Radheya is shown as an intelligent warrior who understands things happening around him scientifically and can see through the clever, if not cunning, words of Krishna (who is nothing more than a tactful strategist) in the novel. He is able to point out the scientific reason behind the sudden disappearance and reappearance of the Sun on the fourteenth day which coincidentally works in favour of the Pandavas. And it’s not just Radheya but some others too who know about the mysteriously presented eclipse in the epic. It’s only the ignorant(s) who get carried away by Krishna’s explanation of the phenomenon as an episode of divine intervention.
Iyengar has been effective in his attempt to a great extent in stripping the epic off several inexplicable events. He shows the readers the alternative ways of thinking about the events that must have happened in the past in a realistic fashion and how in the course of thousands of narrations, they acquired their mythical quality.

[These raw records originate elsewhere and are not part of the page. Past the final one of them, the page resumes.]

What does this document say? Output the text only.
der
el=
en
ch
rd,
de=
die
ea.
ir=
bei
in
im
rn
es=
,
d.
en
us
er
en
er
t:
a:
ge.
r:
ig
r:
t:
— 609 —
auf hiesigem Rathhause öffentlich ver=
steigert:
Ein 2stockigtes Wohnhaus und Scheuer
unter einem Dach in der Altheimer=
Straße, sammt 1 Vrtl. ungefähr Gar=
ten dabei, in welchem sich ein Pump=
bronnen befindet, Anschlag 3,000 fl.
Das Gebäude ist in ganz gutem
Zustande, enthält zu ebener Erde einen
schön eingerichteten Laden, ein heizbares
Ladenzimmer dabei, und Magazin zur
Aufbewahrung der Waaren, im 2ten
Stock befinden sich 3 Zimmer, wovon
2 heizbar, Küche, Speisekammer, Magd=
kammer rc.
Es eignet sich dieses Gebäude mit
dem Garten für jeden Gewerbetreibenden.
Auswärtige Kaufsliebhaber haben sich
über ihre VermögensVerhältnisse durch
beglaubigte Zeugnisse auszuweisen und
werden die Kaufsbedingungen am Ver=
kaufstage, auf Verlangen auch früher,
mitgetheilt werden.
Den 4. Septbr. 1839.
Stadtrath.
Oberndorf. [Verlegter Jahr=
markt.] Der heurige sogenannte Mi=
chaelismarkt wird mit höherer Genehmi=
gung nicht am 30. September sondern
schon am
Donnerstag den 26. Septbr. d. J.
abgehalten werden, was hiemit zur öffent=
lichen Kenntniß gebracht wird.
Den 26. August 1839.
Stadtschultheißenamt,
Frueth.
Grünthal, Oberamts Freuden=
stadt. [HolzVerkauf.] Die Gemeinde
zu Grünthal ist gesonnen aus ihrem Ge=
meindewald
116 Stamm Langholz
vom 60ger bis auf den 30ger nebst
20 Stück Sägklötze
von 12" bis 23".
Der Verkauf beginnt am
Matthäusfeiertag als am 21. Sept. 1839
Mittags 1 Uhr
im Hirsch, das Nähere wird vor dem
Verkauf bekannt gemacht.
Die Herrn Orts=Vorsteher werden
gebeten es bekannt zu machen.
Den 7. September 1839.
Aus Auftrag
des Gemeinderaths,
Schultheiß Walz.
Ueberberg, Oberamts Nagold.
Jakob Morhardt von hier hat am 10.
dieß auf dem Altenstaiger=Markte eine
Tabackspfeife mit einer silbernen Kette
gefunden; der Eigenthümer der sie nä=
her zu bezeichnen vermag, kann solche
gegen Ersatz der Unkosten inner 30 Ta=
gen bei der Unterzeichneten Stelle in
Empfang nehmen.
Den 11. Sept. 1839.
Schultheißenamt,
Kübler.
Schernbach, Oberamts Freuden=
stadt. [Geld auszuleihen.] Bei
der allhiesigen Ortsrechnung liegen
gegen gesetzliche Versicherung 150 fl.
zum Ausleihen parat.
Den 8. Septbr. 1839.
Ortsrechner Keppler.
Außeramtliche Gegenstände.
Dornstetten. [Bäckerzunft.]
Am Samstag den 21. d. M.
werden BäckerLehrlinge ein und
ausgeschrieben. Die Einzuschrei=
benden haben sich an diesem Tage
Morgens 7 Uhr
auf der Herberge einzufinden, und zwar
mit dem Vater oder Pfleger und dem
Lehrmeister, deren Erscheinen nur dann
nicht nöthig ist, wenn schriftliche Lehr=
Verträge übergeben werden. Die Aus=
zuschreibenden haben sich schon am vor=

Sushasana, who we remember as the brutal brother of Suyodhana, is painted as a ridiculously funny character with his moments of fear and exaggerated courage. His honest acceptance of fear on the battlefield is comic, tragic, and brutal at the same time. He says, “All warriors shit before battle. The ones who don’t are lying. I felt a warm river snake its way down my leg and felt its wet warmth mingle with the rough leather of my sandals. Then, my bowels released their load into the seat of my dhoti.”
He paints his fear as a truism and forces the readers to see if his statements are indeed true. His thoughts are an evidence of the fact that the markers of identity one is born with can imprison beings unwilling to surrender themselves to what they are meant to be. Yudhishthira is another example of a Kshatriya warrior who feels out of place. He prefers living in poverty in peace as compared to fighting for a kingdom. There are several moments in the novel, where Yudhishthira is terrified of being killed which is absolutely normal for anyone. His vulnerability and reluctance to be on the battlefield make him way too human and not like some godlike figure with wisdom.
Another character that is remoulded in a positive light is that of Ghatotkacha. He is not a rakshasa who kills hundreds of warriors and soldiers mindlessly. He is pained to see the plight of humans as well as the beasts on the battlefield. He is a forester who has lived his whole life in the forest and does not understand the world outside it. He cannot fathom how cruel humans can be.
The picture we have of Ghatotkacha is far from what we had in the original epic. He is an endearing character whose death causes as much pain as does Abhimanyu’s.
Overall, A Broken Sun has attempted to reimagine a realistic version of the great epic and Iyengar has been successful in doing that to a great extent.